En France, 8 à 11 millions de personnes, soit un français sur six, aident un proche qui est en situation de perte d’autonomie. 90 % d’entre eux aident un membre de leur famille. 60 % d’entre eux travaillent et 44 % d’entre eux font part de leurs difficultés à concilier leur rôle d’aidant et leur vie professionnelle . Plusieurs options existent : congé de présence parentale, congé de solidarité familial, congé de proche aidant. Sans oublier l’aménagement de temps de travail, le don de jours de RTT ou le télétravail.

 

 

Rappelons que, depuis 2016, une définition légale de l’aidant ou aidante existe : « Personne qui vient en aide de manière régulière et fréquente, à titre non professionnel, pour accomplir tout ou partie des actes ou des activités de la vie quotidienne d’une personne en perte d’autonomie, du fait de l’âge, de la maladie ou d’un handicap » (Loi du 28 décembre 2015 relative à l’adaptation de la société au vieillissement).

 

Pour aider un enfant : le congé de présence parentale.

Le salarié a un enfant à charge de moins de 20 ans, qui nécessite des soins contraignants et une présence soutenue, du fait d’une maladie, d’un handicap ou d’un accident. En outre, cet enfant ne perçoit pas un salaire mensuel brut supérieur à 932,29 € et ne bénéficie pas d’une allocation logement ou d’une prestation familiale. Sans condition d’ancienneté, le salarié dispose d’une réserve de 310 jours à utiliser sur trois ans, sur la base d’un certificat médical qui précise la durée prévisible du traitement. Durant le congé, le contrat de travail est suspendu. Le salarié n’est pas rémunéré ; il peut bénéficier de l’allocation journalière de présence parentale (Ajpp).

 

Pour aider un proche en situation de dépendance : le congé de proche aidant.

Le congé de proche aidant est un droit ouvert à tout salarié (privé et fonction publique) sans conditions d’ancienneté, à partir de janvier 2020. Il permet de suspendre temporairement son activité salariée pour aider une personne proche : conjoint, ascendant, descendant, enfant à charge, collatéral jusqu’au 4° degré, personne âgée ou handicapé avec laquelle il réside ou avec laquelle il entretient des liens étroits et stables, à qui il vient en aide de manière régulière et fréquente.
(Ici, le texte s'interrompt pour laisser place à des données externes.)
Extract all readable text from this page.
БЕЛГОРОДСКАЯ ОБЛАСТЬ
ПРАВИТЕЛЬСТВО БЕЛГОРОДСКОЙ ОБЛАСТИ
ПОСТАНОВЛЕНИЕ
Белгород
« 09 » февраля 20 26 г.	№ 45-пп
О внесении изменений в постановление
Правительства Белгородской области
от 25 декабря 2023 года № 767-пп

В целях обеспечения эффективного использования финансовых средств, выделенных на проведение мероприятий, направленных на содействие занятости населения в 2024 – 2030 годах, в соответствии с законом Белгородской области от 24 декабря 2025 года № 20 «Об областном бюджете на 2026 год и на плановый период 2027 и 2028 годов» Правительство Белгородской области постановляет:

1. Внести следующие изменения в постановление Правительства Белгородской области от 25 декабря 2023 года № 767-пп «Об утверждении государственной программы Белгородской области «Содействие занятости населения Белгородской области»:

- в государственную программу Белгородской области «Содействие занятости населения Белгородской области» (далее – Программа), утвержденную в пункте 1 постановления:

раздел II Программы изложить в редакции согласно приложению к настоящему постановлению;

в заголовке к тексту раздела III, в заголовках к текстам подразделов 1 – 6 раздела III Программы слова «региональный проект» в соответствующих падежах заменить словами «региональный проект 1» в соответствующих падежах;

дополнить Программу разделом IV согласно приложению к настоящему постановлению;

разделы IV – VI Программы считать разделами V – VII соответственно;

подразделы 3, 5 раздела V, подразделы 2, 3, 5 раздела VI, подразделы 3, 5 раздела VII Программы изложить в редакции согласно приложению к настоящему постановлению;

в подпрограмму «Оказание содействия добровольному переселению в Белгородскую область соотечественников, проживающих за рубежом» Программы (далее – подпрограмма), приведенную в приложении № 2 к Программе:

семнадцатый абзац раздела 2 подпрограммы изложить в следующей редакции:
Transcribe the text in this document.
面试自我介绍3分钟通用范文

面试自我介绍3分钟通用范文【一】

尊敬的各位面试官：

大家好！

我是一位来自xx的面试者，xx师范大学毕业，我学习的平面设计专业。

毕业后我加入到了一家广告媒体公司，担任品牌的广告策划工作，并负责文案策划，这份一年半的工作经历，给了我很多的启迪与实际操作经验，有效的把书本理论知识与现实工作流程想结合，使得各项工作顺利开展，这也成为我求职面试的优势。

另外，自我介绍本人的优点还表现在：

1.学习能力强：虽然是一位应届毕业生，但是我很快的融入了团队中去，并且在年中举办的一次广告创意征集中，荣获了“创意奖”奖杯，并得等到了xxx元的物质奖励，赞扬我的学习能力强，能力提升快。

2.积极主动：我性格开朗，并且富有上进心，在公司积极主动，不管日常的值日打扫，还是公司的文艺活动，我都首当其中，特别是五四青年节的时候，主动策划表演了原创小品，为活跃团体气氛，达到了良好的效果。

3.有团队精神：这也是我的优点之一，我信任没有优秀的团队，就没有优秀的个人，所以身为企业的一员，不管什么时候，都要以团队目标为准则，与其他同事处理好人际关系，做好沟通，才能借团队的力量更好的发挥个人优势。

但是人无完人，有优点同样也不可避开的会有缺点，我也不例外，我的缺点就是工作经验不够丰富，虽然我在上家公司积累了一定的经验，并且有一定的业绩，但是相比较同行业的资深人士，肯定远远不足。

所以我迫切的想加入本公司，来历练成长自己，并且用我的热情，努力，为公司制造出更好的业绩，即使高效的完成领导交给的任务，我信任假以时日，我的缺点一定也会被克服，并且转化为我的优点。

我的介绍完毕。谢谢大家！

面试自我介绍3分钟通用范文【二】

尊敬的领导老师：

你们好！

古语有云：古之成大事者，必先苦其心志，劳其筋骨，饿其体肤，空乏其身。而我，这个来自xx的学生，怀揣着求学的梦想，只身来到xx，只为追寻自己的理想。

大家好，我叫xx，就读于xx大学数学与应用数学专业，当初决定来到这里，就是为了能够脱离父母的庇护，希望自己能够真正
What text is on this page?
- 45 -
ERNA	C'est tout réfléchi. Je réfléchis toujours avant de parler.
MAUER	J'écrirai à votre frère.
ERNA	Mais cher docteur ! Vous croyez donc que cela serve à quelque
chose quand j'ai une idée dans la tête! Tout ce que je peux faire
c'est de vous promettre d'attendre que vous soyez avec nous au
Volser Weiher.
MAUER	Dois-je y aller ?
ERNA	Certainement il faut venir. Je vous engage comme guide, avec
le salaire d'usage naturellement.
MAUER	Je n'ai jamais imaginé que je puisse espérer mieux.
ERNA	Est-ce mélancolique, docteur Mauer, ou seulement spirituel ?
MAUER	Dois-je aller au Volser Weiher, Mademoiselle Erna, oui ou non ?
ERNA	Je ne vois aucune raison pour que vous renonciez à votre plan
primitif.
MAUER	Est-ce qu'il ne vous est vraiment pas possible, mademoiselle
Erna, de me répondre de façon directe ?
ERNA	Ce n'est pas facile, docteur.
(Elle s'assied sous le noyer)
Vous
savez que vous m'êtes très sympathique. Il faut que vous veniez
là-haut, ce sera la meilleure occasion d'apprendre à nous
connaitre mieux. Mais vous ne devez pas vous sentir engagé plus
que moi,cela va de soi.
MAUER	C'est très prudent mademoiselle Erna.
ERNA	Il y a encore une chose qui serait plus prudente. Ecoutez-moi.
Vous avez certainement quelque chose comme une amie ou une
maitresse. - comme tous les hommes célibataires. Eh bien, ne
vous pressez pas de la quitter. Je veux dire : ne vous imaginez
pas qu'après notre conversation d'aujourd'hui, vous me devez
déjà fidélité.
La personne aidée doit présenter un handicap ou une perte d’autonomie d’une particulière gravité. Elle doit résider en France, de façon stable et régulière. En l’absence de dispositions conventionnelles, la durée maximale est de trois mois. Il peut être renouvelé sans dépasser une durée totale d’une année sur l’ensemble de la carrière professionnelle. L’employeur peut accepter que le congé soit fractionné ou transformé en temps partiel. À l'issue du congé de proche aidant, le salarié retrouve son emploi ou un emploi similaire, assorti d'une rémunération au moins équivalente, et en conservant les avantages acquis. A partir d’octobre 2020, les personnes en situation de congé pour proche aidant pourront bénéficier, sur leur demande, d’une allocation versée par la Caisse d’allocation familiale ou la Caisse de mutualité sociale agricole. Fixé par décret, le montant de cette allocation serait de 43 € par jour pour une personne vivant en couple et 52 € par jour pour une personne vivant seul.

 

Pour aider un proche en fin de vie : le congé de solidarité familiale.

Le salarié qui souhaite assister un proche (ascendant, descendant, frère, sœur, personne partageant le même domicile ou qui l’a désigné comme personne de confiance), dont le pronostic vital est en jeu du fait de l’évolution d’une affection grave et incurable, peut bénéficier du congé de solidarité familiale. En l’absence de dispositions conventionnelles, la durée maximale du congé est de trois mois, renouvelable une fois. Il n’est pas rémunéré. Le salarié peut bénéficier de l’allocation journalière d’accompagnement d’une personne en fin de vie.